The report, "Scientific Assessment of Freshwater Harmful Algal Blooms," presents a plan to minimize health and economic impacts of freshwater HABs but a great deal of research will be required to ensure the resilience of the nation's freshwater ecosystems.

Priorities include understanding causes in order to better predict blooms, improving environmental monitoring for early warning, improving risk assessments for humans and the environment, developing bloom prevention and control methods, and finally supporting HAB research and response infrastructure.

Scientists at the National Exposure Research Laboratory are exploring the use of titanium dioxide, an emerging "green" technology, for the treatment of microcystins in drinking water. They also are developing techniques for separation, detection, identification and quantitative measurement of six cyanobacterial toxins.

Across the Midwest, some states are already monitoring for HABs. In Indiana, the Department of Environmental Management, along with Soil and Water Conservation Districts, conducts sampling.

The Iowa Department of Natural Resources and Iowa State University monitor 132 lakes for cyanobacteria and associated toxins.

In Nebraska many agencies are involved. The Nebraska Natural Resource Districts, Public Power District, Game and Parks Commission, and Department of Environmental Quality, in collaboration with the U.S. Army Corps of Engineers, monitor CyanoHABs in lakes and inform the public online.

Michigan and Minnesota each provide monitoring. In Wisconsin, the Department of Natural Resources maintains general CyanoHAB information on the internet, while the Division of Public Health provides a fact sheet on cyanobacteria, their toxins, and health impacts.

The report recommends creation a national agreement on monitoring strategy, including federal guidelines to determine when beach closings and health advisories are needed.

But it's not enough to monitor for algae. The report says that outreach to the public can lessen HAB impacts by promoting awareness of potential threats, by sharing accurate perceptions of drinking water, recreational water, and the safety of freshwater fish and crustaceans, and by fostering community participation in HAB prediction and response efforts.

The report recommends that scientists develop effective HAB control methods that have minimal impacts on the environment.

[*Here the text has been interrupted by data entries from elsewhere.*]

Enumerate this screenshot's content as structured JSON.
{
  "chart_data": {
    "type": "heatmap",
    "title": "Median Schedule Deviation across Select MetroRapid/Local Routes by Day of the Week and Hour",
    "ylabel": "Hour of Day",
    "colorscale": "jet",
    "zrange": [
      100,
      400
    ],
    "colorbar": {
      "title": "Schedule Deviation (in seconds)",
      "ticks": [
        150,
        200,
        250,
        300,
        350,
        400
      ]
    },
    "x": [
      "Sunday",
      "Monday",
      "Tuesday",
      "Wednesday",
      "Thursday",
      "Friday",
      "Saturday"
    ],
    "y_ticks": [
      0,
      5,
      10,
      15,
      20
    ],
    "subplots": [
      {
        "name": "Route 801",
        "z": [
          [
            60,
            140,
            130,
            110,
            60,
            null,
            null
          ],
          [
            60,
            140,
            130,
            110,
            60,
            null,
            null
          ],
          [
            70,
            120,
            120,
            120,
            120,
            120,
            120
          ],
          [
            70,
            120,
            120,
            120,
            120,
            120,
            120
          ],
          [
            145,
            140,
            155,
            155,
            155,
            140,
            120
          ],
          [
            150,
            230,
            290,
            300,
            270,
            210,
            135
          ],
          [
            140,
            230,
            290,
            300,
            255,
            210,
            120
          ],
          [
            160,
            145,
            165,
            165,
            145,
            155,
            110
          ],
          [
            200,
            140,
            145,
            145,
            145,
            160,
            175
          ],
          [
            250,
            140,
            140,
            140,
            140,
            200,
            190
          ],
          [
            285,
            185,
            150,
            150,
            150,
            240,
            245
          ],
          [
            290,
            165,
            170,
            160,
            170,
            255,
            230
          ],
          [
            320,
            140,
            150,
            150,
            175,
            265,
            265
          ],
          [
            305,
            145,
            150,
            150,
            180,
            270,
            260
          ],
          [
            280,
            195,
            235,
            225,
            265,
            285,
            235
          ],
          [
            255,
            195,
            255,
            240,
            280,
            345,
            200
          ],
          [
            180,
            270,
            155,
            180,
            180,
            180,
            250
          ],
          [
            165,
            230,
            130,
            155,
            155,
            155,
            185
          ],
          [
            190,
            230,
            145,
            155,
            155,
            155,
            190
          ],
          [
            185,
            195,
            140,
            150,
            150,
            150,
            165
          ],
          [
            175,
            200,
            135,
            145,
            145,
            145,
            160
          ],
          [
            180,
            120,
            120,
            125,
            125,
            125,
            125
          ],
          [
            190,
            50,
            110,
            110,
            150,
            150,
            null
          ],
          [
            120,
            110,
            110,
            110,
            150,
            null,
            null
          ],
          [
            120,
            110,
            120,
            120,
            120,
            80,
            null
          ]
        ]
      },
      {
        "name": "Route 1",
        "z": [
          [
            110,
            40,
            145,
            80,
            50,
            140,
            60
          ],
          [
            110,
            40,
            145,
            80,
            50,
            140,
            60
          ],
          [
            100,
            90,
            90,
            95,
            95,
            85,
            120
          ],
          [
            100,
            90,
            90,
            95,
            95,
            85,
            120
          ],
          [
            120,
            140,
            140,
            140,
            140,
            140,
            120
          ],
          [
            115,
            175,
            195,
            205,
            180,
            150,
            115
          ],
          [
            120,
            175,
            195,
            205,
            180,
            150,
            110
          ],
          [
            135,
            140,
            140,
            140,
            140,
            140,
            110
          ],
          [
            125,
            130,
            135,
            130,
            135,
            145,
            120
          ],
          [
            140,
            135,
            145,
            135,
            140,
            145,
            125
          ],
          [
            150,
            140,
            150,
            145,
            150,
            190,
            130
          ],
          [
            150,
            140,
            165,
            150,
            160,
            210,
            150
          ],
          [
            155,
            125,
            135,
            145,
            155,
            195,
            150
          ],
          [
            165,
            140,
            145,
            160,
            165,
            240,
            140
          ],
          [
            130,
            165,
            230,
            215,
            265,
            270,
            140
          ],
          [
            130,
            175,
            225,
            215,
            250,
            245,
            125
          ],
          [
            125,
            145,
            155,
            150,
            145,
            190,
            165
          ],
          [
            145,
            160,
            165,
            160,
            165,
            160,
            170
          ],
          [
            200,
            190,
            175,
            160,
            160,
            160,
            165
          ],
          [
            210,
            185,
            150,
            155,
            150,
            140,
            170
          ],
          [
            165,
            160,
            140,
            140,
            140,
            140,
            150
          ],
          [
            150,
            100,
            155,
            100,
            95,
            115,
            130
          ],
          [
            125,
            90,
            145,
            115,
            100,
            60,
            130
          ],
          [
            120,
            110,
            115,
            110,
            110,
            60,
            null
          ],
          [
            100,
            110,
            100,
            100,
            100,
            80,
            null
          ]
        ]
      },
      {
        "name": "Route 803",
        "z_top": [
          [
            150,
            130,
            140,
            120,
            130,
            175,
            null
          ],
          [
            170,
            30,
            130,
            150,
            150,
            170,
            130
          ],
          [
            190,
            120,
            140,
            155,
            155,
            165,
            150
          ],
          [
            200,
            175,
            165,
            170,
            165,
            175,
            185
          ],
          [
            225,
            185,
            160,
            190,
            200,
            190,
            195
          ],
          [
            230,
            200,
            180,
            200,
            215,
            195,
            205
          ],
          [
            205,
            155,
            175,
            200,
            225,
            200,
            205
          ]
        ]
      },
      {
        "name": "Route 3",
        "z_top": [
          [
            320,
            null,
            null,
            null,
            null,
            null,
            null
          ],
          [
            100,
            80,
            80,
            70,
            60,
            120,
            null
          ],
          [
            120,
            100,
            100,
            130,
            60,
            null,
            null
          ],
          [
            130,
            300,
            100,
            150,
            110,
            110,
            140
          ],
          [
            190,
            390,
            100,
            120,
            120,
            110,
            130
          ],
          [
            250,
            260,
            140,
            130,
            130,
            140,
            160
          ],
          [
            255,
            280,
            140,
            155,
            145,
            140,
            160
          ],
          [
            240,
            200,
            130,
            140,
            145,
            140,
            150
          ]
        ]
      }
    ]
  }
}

Potential control techniques to investigate further include increasing flushing rates, ultrasound, electrocoagulation, new and existing coagulants, and new algicidal or algistatic compounds.

Scientists are seeking effective treatment technologies to remove cyanotoxins from drinking water. Investigations of enhanced coagulation technology, filtration effectiveness, and disinfectant by-products are important, the report says. Microcystins, cylindrospermopsin, and anatoxin-A are the primary algal toxins of concern for regulation under the federal Safe Drinking Water Act.

Researchers are combining ground-based measurements and satellite image data to characterize bloom dynamics and inform development of future bloom forecasting tools.

For dealing with HABs this season, some help is available at the Harmful Algal Bloom Event Response website developed by NOAA's Center of Excellence for Great Lakes and Human Health.

Never drink untreated surface water, whether or not algal blooms are present, warns the Wisconsin Division of Public Health in the report. Boiling the water will not remove toxins.